Ze hechten te veel betekenis aan hun aardse leven en ze zijn helemaal niet meer in staat de scheppingsbegrippen uit elkaar te houden.
Ze miskennen het doel van het leven geheel en al. Ze blijven op geen enkele wijze scheppend werkzaam, wanneer ze ontkennen dat alle materie in het scheppingsruim de taak heeft drager van een geestelijke kracht te zijn. Want zonder deze veronderstelling kunnen ze nooit bijdragen aan de verdere ontwikkeling ervan, maar zijn ze als een plant. Dit wil zeggen dat het uiterlijke omhulsel van een plant volgens Gods raadsbesluit voor de mens vaak slechts dient als streling voor het oog, maar verder op geen enkele manier nuttig is of vrucht draagt in het scheppingswerk van God.

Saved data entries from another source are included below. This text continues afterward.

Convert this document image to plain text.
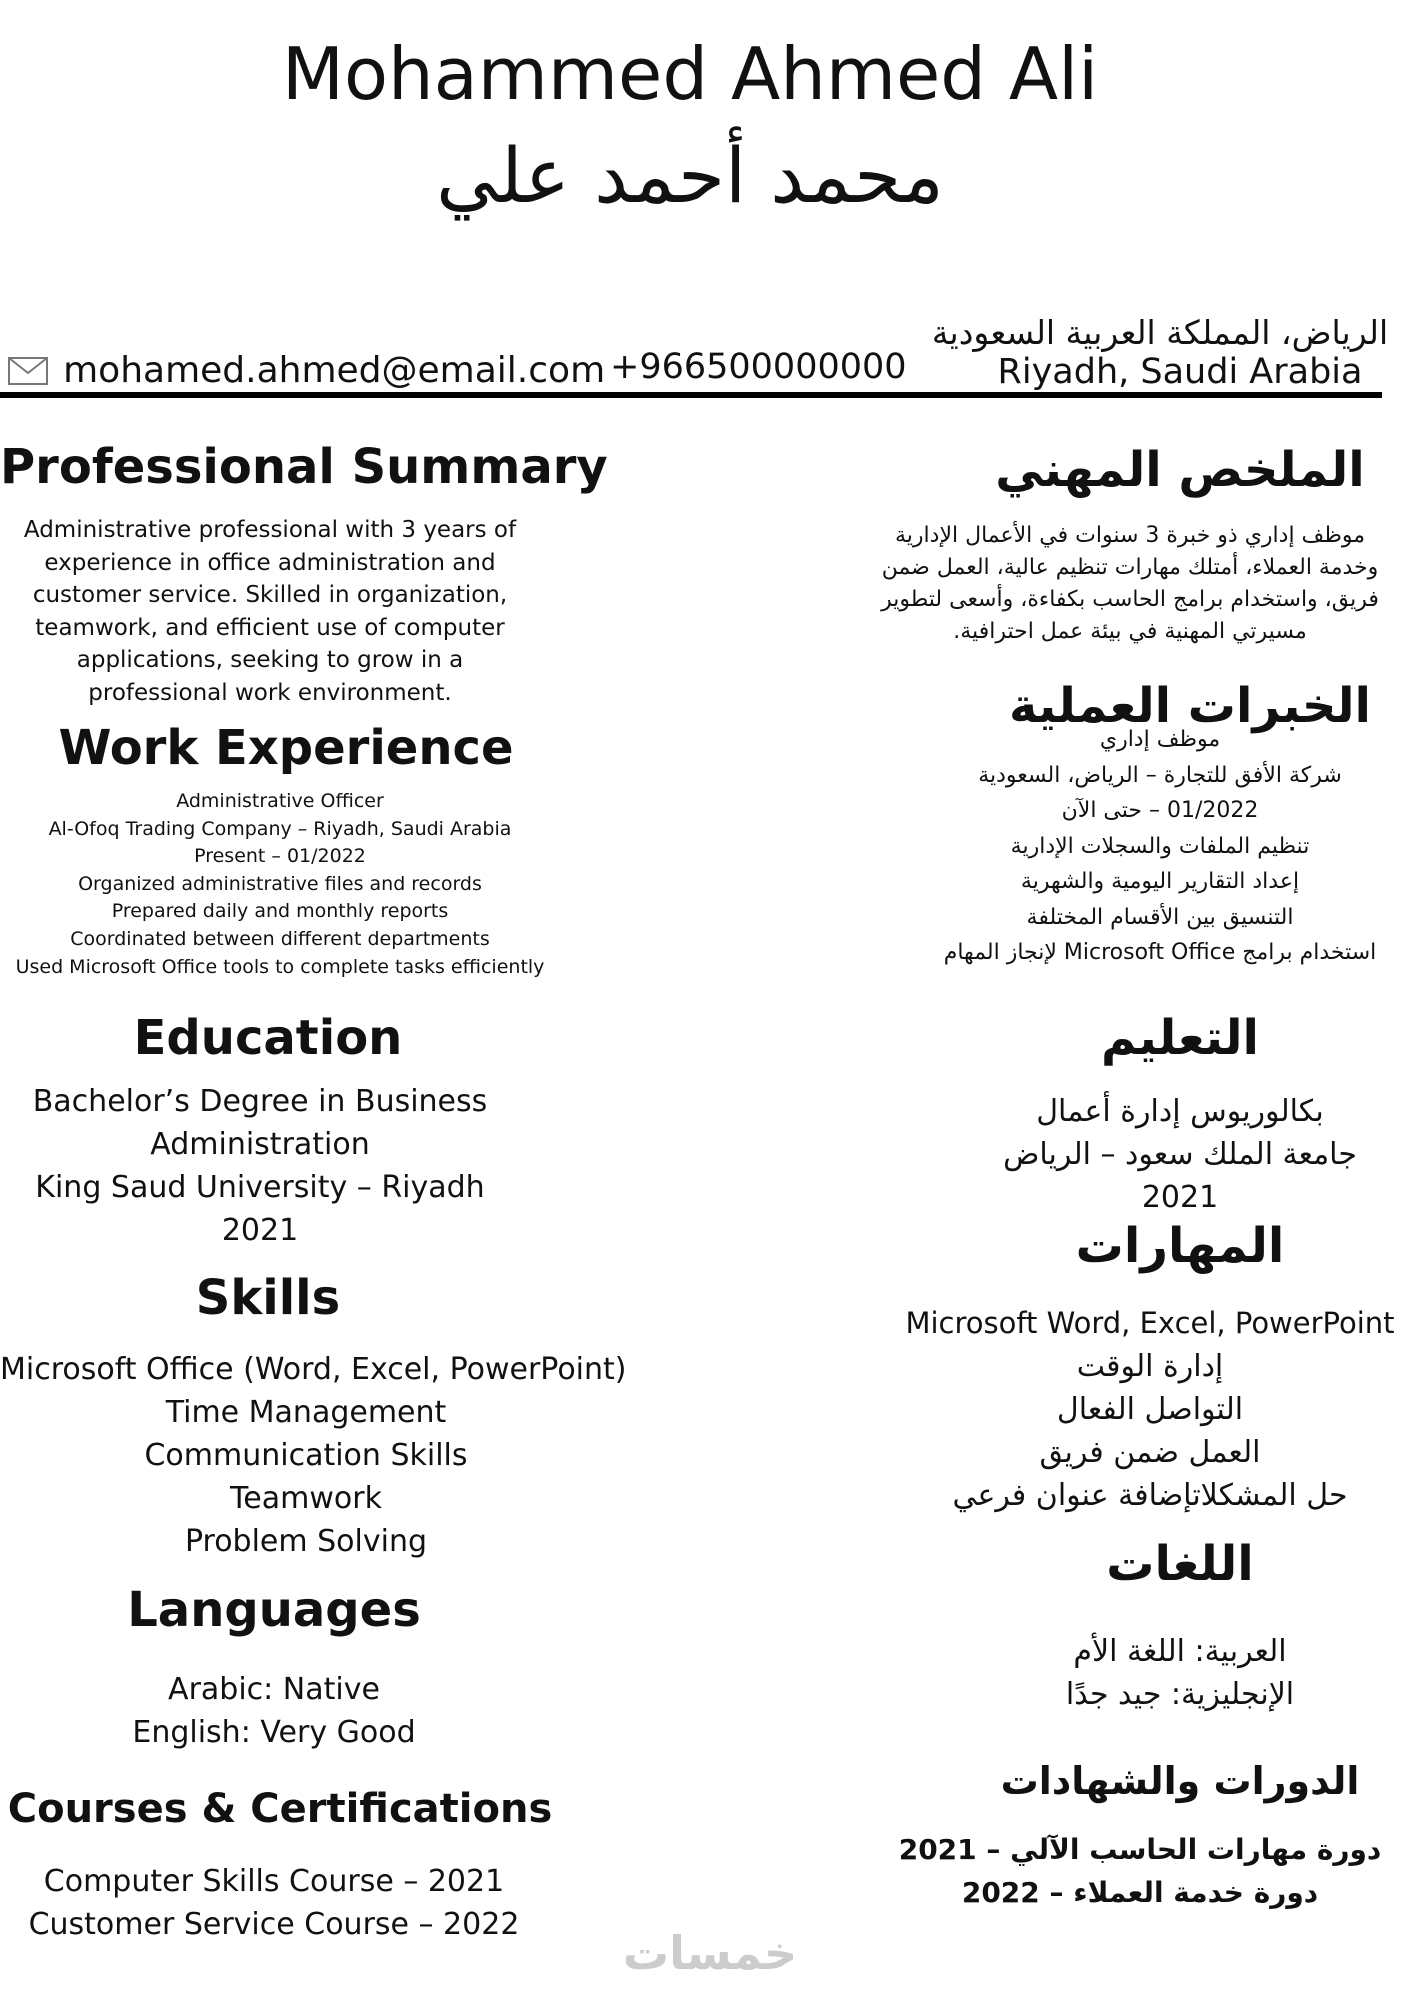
Mohammed Ahmed Ali
محمد أحمد علي
mohamed.ahmed@email.com +966500000000
الرياض، المملكة العربية السعودية
Riyadh, Saudi Arabia
Professional Summary
Administrative professional with 3 years of experience in office administration and customer service. Skilled in organization, teamwork, and efficient use of computer applications, seeking to grow in a professional work environment.
Work Experience
Administrative Officer
Al-Ofoq Trading Company – Riyadh, Saudi Arabia
Present – 01/2022
Organized administrative files and records
Prepared daily and monthly reports
Coordinated between different departments
Used Microsoft Office tools to complete tasks efficiently
Education
Bachelor’s Degree in Business
Administration
King Saud University – Riyadh
2021
Skills
Microsoft Office (Word, Excel, PowerPoint)
Time Management
Communication Skills
Teamwork
Problem Solving
Languages
Arabic: Native
English: Very Good
Courses & Certifications
Computer Skills Course – 2021
Customer Service Course – 2022
الملخص المهني
موظف إداري ذو خبرة 3 سنوات في الأعمال الإدارية
وخدمة العملاء، أمتلك مهارات تنظيم عالية، العمل ضمن
فريق، واستخدام برامج الحاسب بكفاءة، وأسعى لتطوير
مسيرتي المهنية في بيئة عمل احترافية.
الخبرات العملية
موظف إداري
شركة الأفق للتجارة – الرياض، السعودية
01/2022 – حتى الآن
تنظيم الملفات والسجلات الإدارية
إعداد التقارير اليومية والشهرية
التنسيق بين الأقسام المختلفة
استخدام برامج Microsoft Office لإنجاز المهام
التعليم
بكالوريوس إدارة أعمال
جامعة الملك سعود – الرياض
2021
المهارات
Microsoft Word, Excel, PowerPoint
إدارة الوقت
التواصل الفعال
العمل ضمن فريق
حل المشكلاتإضافة عنوان فرعي
اللغات
العربية: اللغة الأم
الإنجليزية: جيد جدًا
الدورات والشهادات
دورة مهارات الحاسب الآلي – 2021
دورة خدمة العملاء – 2022
خمسات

Zo zouden deze mensen weliswaar het aardse dal bevolken, maar in volledige onwetendheid van hun opdracht zouden ze net zoals deze planten slechts van de scheppingsdrang van God getuigen, maar zonder enig noemenswaardig nut voor zichzelf en hun medemensen. Zo iemand zou nooit op geestelijke wijze werkzaam kunnen zijn. Elke bekwaamheid zou hem onthouden worden, aangezien hij deze bekwaamheid immers niet zou benutten volgens de bedoeling van de Schepper. Alle materie is drager van geestelijke substantie. En alles wat op aarde bestaat, heeft steeds de hogere ontwikkeling tot doel. Maar het is de mensen nooit toegestaan de materie willekeurig van deze geestelijke kracht te beroven.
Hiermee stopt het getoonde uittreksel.